Thanks @matentzn. .toPython() was the missing piece. Here's a function to convert rdflib.plugins.sparql.processor.SPARQLResult to a DataFrame that converts types:

from pandas import DataFrame
from rdflib.plugins.sparql.processor import SPARQLResult

def sparql_results_to_df(results: SPARQLResult) -> DataFrame:
    """
    Export results from an rdflib SPARQL query into a `pandas.DataFrame`,
    using Python types. See https://github.com/RDFLib/rdflib/issues/1179.
    """
    return DataFrame(
        data=([None if x is None else x.toPython() for x in row] for row in results),
        columns=[str(x) for x in results.vars],
    )

sparql_results_to_df(results)

Another option would be to call .toPython() on the column names, but that prefixes them with ?, which I'm guessing is not what most users want.

Note that the @white-gecko solution does not deal with the data types in literals in any way; its not wrong, just something to note.

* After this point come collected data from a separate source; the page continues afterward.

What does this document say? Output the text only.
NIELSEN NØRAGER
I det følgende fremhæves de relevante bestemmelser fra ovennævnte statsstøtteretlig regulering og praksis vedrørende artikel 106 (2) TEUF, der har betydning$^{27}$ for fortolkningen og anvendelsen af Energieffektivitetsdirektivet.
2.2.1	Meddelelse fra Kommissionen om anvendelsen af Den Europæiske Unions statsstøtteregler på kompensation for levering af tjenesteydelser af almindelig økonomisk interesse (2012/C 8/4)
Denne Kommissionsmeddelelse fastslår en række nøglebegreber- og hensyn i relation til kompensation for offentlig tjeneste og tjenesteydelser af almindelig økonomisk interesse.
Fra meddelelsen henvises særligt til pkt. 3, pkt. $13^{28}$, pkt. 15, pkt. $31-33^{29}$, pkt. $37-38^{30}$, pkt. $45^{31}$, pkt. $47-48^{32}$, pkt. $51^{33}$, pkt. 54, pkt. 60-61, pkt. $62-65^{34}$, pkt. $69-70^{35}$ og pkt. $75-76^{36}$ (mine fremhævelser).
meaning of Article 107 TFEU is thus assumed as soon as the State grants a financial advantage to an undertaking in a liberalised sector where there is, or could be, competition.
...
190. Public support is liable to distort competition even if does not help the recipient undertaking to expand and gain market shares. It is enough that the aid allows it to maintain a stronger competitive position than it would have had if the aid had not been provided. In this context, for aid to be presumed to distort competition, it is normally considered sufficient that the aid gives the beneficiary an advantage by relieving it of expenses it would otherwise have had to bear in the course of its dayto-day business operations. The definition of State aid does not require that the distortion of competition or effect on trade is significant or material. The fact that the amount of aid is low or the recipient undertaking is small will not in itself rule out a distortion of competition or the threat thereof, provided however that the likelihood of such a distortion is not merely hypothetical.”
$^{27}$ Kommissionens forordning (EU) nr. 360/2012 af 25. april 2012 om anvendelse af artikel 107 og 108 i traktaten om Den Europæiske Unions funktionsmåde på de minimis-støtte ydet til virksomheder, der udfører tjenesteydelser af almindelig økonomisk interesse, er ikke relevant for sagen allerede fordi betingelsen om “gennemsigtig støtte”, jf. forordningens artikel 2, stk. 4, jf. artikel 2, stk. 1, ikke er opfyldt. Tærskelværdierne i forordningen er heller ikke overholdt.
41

Yes, I imagine almost all users will want to convert types when creating a DataFrame. Also noting that method is equivalent (besides column order preservation) to the first method in my comment above, which also explains why its deficient:

# renders properly in notebooks, but DataFrame values are rdflib objects rather than python primatives
pd.DataFrame(results.bindings)

dhimmel avatar Oct 06 '20 14:10 dhimmel

see https://github.com/WolfgangFahl/pyLoDStorage/issues/25 - just use pyLodStorage and you'd be all set

WolfgangFahl avatar Aug 16 '21 18:08 WolfgangFahl

How to remove the namespace from the SPARQL result? the encoding method is not working

Gautamshahi avatar Apr 09 '23 22:04 Gautamshahi

@Gautamshahi - please give more details ... Did you use pyLodStorage or are you still refering to the open issue in sparqlwrapper - what's your input and what is your query and what did you try? Since you asked a question stackoverflow might be a better place to do that see https://stackoverflow.com/questions/tagged/sparqlwrapper

WolfgangFahl avatar Apr 10 '23 17:04 WolfgangFahl